Freitag, 14. Dezember 2018

Wood & Canvas-Kanus von Thomas Braun Ein Boot fürs Leben

Ein Boot fürs Leben: Wood & Canvas-Kanus von Thomas Braun
Marc Wittenborn für mm

Nicht nur für Trapper: Die Wood & Canvas-Kanus von Thomas Braun folgen Vorbildern aus Amerika.

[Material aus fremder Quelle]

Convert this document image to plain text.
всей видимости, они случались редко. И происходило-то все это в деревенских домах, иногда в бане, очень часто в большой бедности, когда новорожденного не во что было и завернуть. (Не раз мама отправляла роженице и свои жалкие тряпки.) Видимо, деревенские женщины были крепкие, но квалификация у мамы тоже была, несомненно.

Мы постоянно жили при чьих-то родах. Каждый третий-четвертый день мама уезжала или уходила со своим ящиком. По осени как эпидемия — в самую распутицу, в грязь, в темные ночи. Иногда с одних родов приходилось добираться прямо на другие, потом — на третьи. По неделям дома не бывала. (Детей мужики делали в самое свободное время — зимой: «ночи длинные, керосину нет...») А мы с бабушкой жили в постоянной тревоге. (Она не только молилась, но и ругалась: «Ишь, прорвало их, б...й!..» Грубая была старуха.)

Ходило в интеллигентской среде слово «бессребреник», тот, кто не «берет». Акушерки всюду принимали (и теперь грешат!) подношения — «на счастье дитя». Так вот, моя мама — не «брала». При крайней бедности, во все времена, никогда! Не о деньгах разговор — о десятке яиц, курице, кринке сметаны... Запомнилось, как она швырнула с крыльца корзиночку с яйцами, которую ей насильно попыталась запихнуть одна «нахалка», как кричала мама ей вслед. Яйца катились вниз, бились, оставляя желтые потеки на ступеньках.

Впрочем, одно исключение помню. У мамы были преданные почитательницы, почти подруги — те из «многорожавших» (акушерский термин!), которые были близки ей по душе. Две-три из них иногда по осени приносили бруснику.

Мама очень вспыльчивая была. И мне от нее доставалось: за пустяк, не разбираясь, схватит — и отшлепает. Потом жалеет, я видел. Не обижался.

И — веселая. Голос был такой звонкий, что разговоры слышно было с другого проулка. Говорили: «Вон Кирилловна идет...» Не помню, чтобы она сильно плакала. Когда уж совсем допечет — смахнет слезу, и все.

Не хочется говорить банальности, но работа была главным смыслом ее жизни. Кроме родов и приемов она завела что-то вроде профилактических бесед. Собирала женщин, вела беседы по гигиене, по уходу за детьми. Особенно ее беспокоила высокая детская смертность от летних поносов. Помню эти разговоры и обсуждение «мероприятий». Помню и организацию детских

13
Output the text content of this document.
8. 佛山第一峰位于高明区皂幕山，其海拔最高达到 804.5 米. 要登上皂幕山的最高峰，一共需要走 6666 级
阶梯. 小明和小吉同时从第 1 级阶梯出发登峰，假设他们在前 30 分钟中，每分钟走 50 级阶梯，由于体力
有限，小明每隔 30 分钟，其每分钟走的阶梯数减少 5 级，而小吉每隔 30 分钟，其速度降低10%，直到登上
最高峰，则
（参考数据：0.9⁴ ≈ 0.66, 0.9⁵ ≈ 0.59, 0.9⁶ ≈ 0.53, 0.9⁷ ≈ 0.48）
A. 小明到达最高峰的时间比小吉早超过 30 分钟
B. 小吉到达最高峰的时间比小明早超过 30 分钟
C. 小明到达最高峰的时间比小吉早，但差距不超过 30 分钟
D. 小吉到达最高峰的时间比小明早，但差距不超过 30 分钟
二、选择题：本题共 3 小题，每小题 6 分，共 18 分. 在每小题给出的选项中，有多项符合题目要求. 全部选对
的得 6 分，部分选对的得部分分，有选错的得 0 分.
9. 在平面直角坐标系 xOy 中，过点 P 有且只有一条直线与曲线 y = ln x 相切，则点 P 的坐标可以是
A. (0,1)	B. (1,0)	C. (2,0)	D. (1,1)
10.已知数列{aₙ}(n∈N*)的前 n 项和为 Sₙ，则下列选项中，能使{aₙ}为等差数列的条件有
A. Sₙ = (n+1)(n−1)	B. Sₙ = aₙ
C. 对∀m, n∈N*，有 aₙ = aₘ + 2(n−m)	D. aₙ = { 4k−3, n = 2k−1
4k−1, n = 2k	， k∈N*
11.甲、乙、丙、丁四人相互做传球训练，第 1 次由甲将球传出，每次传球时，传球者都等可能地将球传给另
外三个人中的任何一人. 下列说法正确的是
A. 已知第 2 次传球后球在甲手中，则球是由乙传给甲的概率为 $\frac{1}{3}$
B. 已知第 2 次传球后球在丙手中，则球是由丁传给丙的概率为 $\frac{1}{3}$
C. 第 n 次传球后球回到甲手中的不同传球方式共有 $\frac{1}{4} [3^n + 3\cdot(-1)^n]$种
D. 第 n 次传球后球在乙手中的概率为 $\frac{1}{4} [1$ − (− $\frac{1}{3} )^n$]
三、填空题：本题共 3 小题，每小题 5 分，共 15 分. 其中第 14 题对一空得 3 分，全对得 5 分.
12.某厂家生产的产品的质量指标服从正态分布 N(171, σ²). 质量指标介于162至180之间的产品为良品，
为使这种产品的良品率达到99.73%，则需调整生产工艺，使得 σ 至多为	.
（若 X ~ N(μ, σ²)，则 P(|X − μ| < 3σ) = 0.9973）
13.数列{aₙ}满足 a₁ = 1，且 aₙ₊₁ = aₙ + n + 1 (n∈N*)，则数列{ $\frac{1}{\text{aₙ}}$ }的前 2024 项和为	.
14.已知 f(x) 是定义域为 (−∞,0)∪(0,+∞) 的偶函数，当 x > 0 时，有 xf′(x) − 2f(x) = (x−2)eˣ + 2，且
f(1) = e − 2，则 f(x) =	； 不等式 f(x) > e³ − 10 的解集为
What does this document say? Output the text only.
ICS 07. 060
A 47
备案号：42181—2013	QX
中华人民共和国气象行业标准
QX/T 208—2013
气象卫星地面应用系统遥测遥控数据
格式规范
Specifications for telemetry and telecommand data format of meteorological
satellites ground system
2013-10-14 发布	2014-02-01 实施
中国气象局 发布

An den Buchtitel erinnert er sich noch genau: "In den Wäldern am kalten Fluss". Der Jugendroman, in dem zwei Teenager sich mit einem Kanu durch die Wildnis Nordamerikas schlagen müssen, weckte Anfang der 80er Jahre in Thomas Braun den Wunsch, selbst ein solches Boot zu besitzen.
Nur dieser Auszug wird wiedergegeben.